Paola
Afonso tem 45 anos e vive em Belleville, Paris. Os pais, naturais de Agrochão,
no concelho de Vinhais, emigraram para França na década de 60. Com dupla
nacionalidade, desde criança que vem a Portugal, pelo menos uma vez por ano. É
professora de espanhol e autora de várias publicações e trabalhos de recolha de
tradições. Destaca-se o trabalho “Tesouros de Memórias”, uma recolha de canções
populares de Agrochão, que preparou com a ajuda da sua madrinha, Graça Afonso,
ou a publicação “Azulejos de Lisboa”. Tem ainda trabalhos na área da
fotografia, vídeo e gravura. Em Entrevista ao Jornal Nordeste, a artista fala
de como é viver actualmente em Paris e da desertificação de Trás-os-Montes.
Que
diferenças encontra entre o modo de vida actual no nordeste transmontano e na
capital francesa?
Em
Belleville, cerca de 65 por cento da oferta imobiliária é destinada à habitação
social. Aqui não vivem só artistas mas também outras pessoas, incluindo pessoas
com dificuldades. Esta mistura torna-se interessante, tendo também em conta a
diversidade de nacionalidades que aqui coabitam, já que Paris é uma capital
aberta ao mundo.
Enquanto
artistas, temos também uma grande visibilidade, o que não é possível em
Bragança, já que está na periferia de Portugal. A Bragança falta-lhe este
público e este olhar que tem Belleville. E a Belleville falta-lhe o espaço para
trabalhar, as condições e qualidade de vida que oferece Bragança.
Bragança
sofre, hoje em dia, da desertificação. Os jovens saem desse território, que é
um território que não está a saber valorizar a sua riqueza e está a empobrecer
à custa da desertificação.
Bragança
sofre, hoje em dia, da desertificação. Os jovens saem desse território, que é
um território que não está a saber valorizar a sua riqueza, está a empobrecer à
custa da desertificação.
O
que acha que mudou na vida dos parisienses, depois dos atentados terroristas?
Desde
os últimos atentados, o ambiente modificou-se. Não posso dizer que se modificou
completamente, porque já se tinham notado algumas mudanças, no início do ano
passado, com os primeiros atentados. Mas, os de Novembro, foram mesmo um choque
emocional, para toda a gente. Cada vez mais, há polícia por todo o lado. Além
disso, agora também há muitas manifestações do movimento “Nuit debout”

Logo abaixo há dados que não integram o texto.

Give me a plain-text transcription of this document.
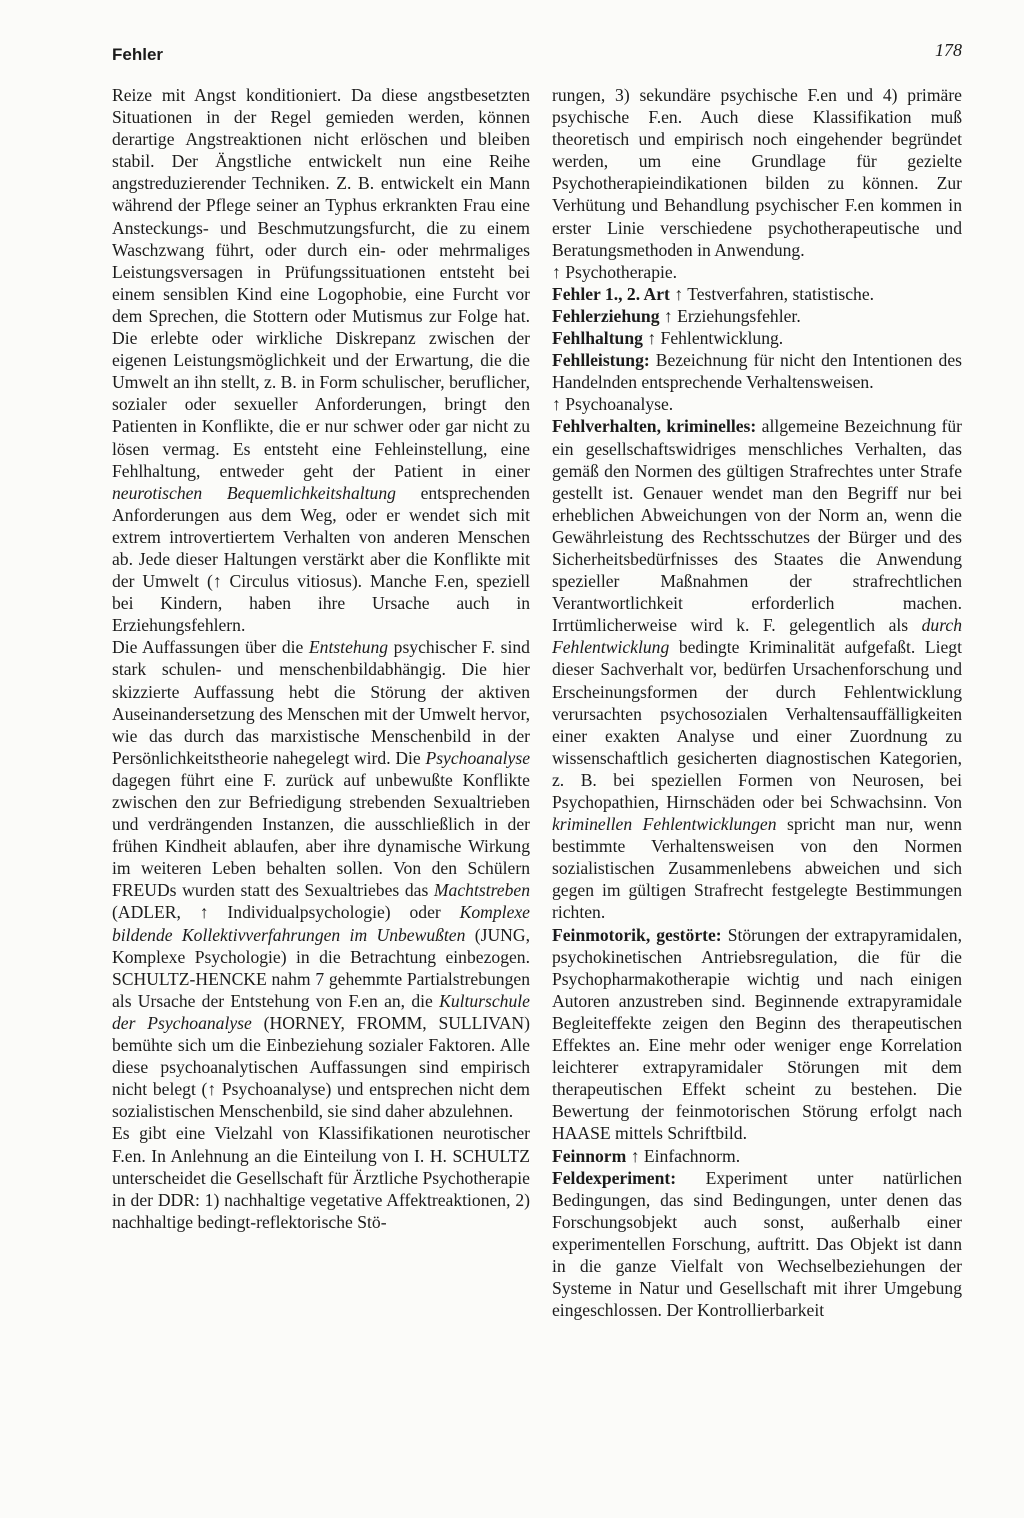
Fehler	178

Reize mit Angst konditioniert. Da diese angstbesetzten Situationen in der Regel gemieden werden, können derartige Angstreaktionen nicht erlöschen und bleiben stabil. Der Ängstliche entwickelt nun eine Reihe angstreduzierender Techniken. Z. B. entwickelt ein Mann während der Pflege seiner an Typhus erkrankten Frau eine Ansteckungs- und Beschmutzungsfurcht, die zu einem Waschzwang führt, oder durch ein- oder mehrmaliges Leistungsversagen in Prüfungssituationen entsteht bei einem sensiblen Kind eine Logophobie, eine Furcht vor dem Sprechen, die Stottern oder Mutismus zur Folge hat. Die erlebte oder wirkliche Diskrepanz zwischen der eigenen Leistungsmöglichkeit und der Erwartung, die die Umwelt an ihn stellt, z. B. in Form schulischer, beruflicher, sozialer oder sexueller Anforderungen, bringt den Patienten in Konflikte, die er nur schwer oder gar nicht zu lösen vermag. Es entsteht eine Fehleinstellung, eine Fehlhaltung, entweder geht der Patient in einer neurotischen Bequemlichkeitshaltung entsprechenden Anforderungen aus dem Weg, oder er wendet sich mit extrem introvertiertem Verhalten von anderen Menschen ab. Jede dieser Haltungen verstärkt aber die Konflikte mit der Umwelt (↑ Circulus vitiosus). Manche F.en, speziell bei Kindern, haben ihre Ursache auch in Erziehungsfehlern.

Die Auffassungen über die Entstehung psychischer F. sind stark schulen- und menschenbildabhängig. Die hier skizzierte Auffassung hebt die Störung der aktiven Auseinandersetzung des Menschen mit der Umwelt hervor, wie das durch das marxistische Menschenbild in der Persönlichkeitstheorie nahegelegt wird. Die Psychoanalyse dagegen führt eine F. zurück auf unbewußte Konflikte zwischen den zur Befriedigung strebenden Sexualtrieben und verdrängenden Instanzen, die ausschließlich in der frühen Kindheit ablaufen, aber ihre dynamische Wirkung im weiteren Leben behalten sollen. Von den Schülern FREUDs wurden statt des Sexualtriebes das Machtstreben (ADLER, ↑ Individualpsychologie) oder Komplexe bildende Kollektivverfahrungen im Unbewußten (JUNG, Komplexe Psychologie) in die Betrachtung einbezogen. SCHULTZ-HENCKE nahm 7 gehemmte Partialstrebungen als Ursache der Entstehung von F.en an, die Kulturschule der Psychoanalyse (HORNEY, FROMM, SULLIVAN) bemühte sich um die Einbeziehung sozialer Faktoren. Alle diese psychoanalytischen Auffassungen sind empirisch nicht belegt (↑ Psychoanalyse) und entsprechen nicht dem sozialistischen Menschenbild, sie sind daher abzulehnen.

Es gibt eine Vielzahl von Klassifikationen neurotischer F.en. In Anlehnung an die Einteilung von I. H. SCHULTZ unterscheidet die Gesellschaft für Ärztliche Psychotherapie in der DDR: 1) nachhaltige vegetative Affektreaktionen, 2) nachhaltige bedingt-reflektorische Stö-

rungen, 3) sekundäre psychische F.en und 4) primäre psychische F.en. Auch diese Klassifikation muß theoretisch und empirisch noch eingehender begründet werden, um eine Grundlage für gezielte Psychotherapieindikationen bilden zu können. Zur Verhütung und Behandlung psychischer F.en kommen in erster Linie verschiedene psychotherapeutische und Beratungsmethoden in Anwendung.

↑ Psychotherapie.

Fehler 1., 2. Art ↑ Testverfahren, statistische.

Fehlerziehung ↑ Erziehungsfehler.

Fehlhaltung ↑ Fehlentwicklung.

Fehlleistung: Bezeichnung für nicht den Intentionen des Handelnden entsprechende Verhaltensweisen.
↑ Psychoanalyse.

Fehlverhalten, kriminelles: allgemeine Bezeichnung für ein gesellschaftswidriges menschliches Verhalten, das gemäß den Normen des gültigen Strafrechtes unter Strafe gestellt ist. Genauer wendet man den Begriff nur bei erheblichen Abweichungen von der Norm an, wenn die Gewährleistung des Rechtsschutzes der Bürger und des Sicherheitsbedürfnisses des Staates die Anwendung spezieller Maßnahmen der strafrechtlichen Verantwortlichkeit erforderlich machen. Irrtümlicherweise wird k. F. gelegentlich als durch Fehlentwicklung bedingte Kriminalität aufgefaßt. Liegt dieser Sachverhalt vor, bedürfen Ursachenforschung und Erscheinungsformen der durch Fehlentwicklung verursachten psychosozialen Verhaltensauffälligkeiten einer exakten Analyse und einer Zuordnung zu wissenschaftlich gesicherten diagnostischen Kategorien, z. B. bei speziellen Formen von Neurosen, bei Psychopathien, Hirnschäden oder bei Schwachsinn. Von kriminellen Fehlentwicklungen spricht man nur, wenn bestimmte Verhaltensweisen von den Normen sozialistischen Zusammenlebens abweichen und sich gegen im gültigen Strafrecht festgelegte Bestimmungen richten.

Feinmotorik, gestörte: Störungen der extrapyramidalen, psychokinetischen Antriebsregulation, die für die Psychopharmakotherapie wichtig und nach einigen Autoren anzustreben sind. Beginnende extrapyramidale Begleiteffekte zeigen den Beginn des therapeutischen Effektes an. Eine mehr oder weniger enge Korrelation leichterer extrapyramidaler Störungen mit dem therapeutischen Effekt scheint zu bestehen. Die Bewertung der feinmotorischen Störung erfolgt nach HAASE mittels Schriftbild.

Feinnorm ↑ Einfachnorm.

Feldexperiment: Experiment unter natürlichen Bedingungen, das sind Bedingungen, unter denen das Forschungsobjekt auch sonst, außerhalb einer experimentellen Forschung, auftritt. Das Objekt ist dann in die ganze Vielfalt von Wechselbeziehungen der Systeme in Natur und Gesellschaft mit ihrer Umgebung eingeschlossen. Der Kontrollierbarkeit
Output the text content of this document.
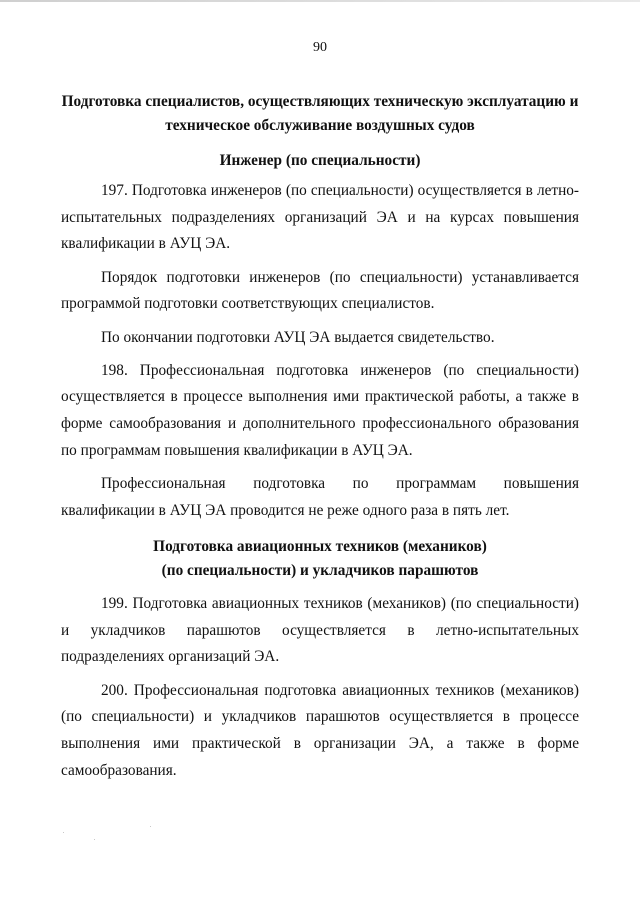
90

Подготовка специалистов, осуществляющих техническую эксплуатацию и

техническое обслуживание воздушных судов

Инженер (по специальности)

197. Подготовка инженеров (по специальности) осуществляется в летно-испытательных подразделениях организаций ЭА и на курсах повышения квалификации в АУЦ ЭА.

Порядок подготовки инженеров (по специальности) устанавливается программой подготовки соответствующих специалистов.

По окончании подготовки АУЦ ЭА выдается свидетельство.

198. Профессиональная подготовка инженеров (по специальности) осуществляется в процессе выполнения ими практической работы, а также в форме самообразования и дополнительного профессионального образования по программам повышения квалификации в АУЦ ЭА.

Профессиональная подготовка по программам повышения квалификации в АУЦ ЭА проводится не реже одного раза в пять лет.

Подготовка авиационных техников (механиков)

(по специальности) и укладчиков парашютов

199. Подготовка авиационных техников (механиков) (по специальности) и укладчиков парашютов осуществляется в летно-испытательных подразделениях организаций ЭА.

200. Профессиональная подготовка авиационных техников (механиков) (по специальности) и укладчиков парашютов осуществляется в процессе выполнения ими практической в организации ЭА, а также в форме самообразования.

[movimento de manifestantes que teve início em Março, com manifestações contra
a lei do trabalho], que protagoniza noites de manifestação na Praça da
República, que está próxima de Belleville. Aqui em França, sempre houve uma
cultura de manifestação, que nos últimos anos estava bastante apagada. Apesar
dos atentados, agora os manifestantes andam na rua e há muita tensão, até
porque para o ano há eleições. Paris está um pouco difícil, agora.
Há
um clima quente, agora, portanto?
Sim.
O que eu noto, em comparação com a França que eu conheci, é que agora os
intelectuais não dizem sinceramente o que sentem porque há medo. Já estão as
tensões tão fortes e as pessoas a radicalizarem-se, que é melhor, às vezes, não
atingir certos temas porque podem ser recuperados e mal compreendidos. O projecto
que estamos a fazer com Bragança também abrange um pouco esses temas: o
território, a identidade, o movimento… Mas é preciso ter muito cuidado porque,
às vezes empregamos certas palavras, que podem ser mal interpretadas. Parece
que andamos a falar das mesmas coisas mas não de forma explícita… São temas
delicados e perigosos, hoje em dia….
Conhece,
certamente, outros portugueses em Paris. Nota que há uma vontade, da parte
deles, de regressar a Portugal, depois dos últimos atentados e do clima de instabilidade
que se vive, actualmente, na capital francesa?
Os
portugueses que conheço cá, são sobretudo da nova onda de imigração, que
aconteceu em 2011 e, o que eu noto, é que esses portugueses são muito
corajosos, não perdem tempo, trabalham e encontram aqui uma razão de estar.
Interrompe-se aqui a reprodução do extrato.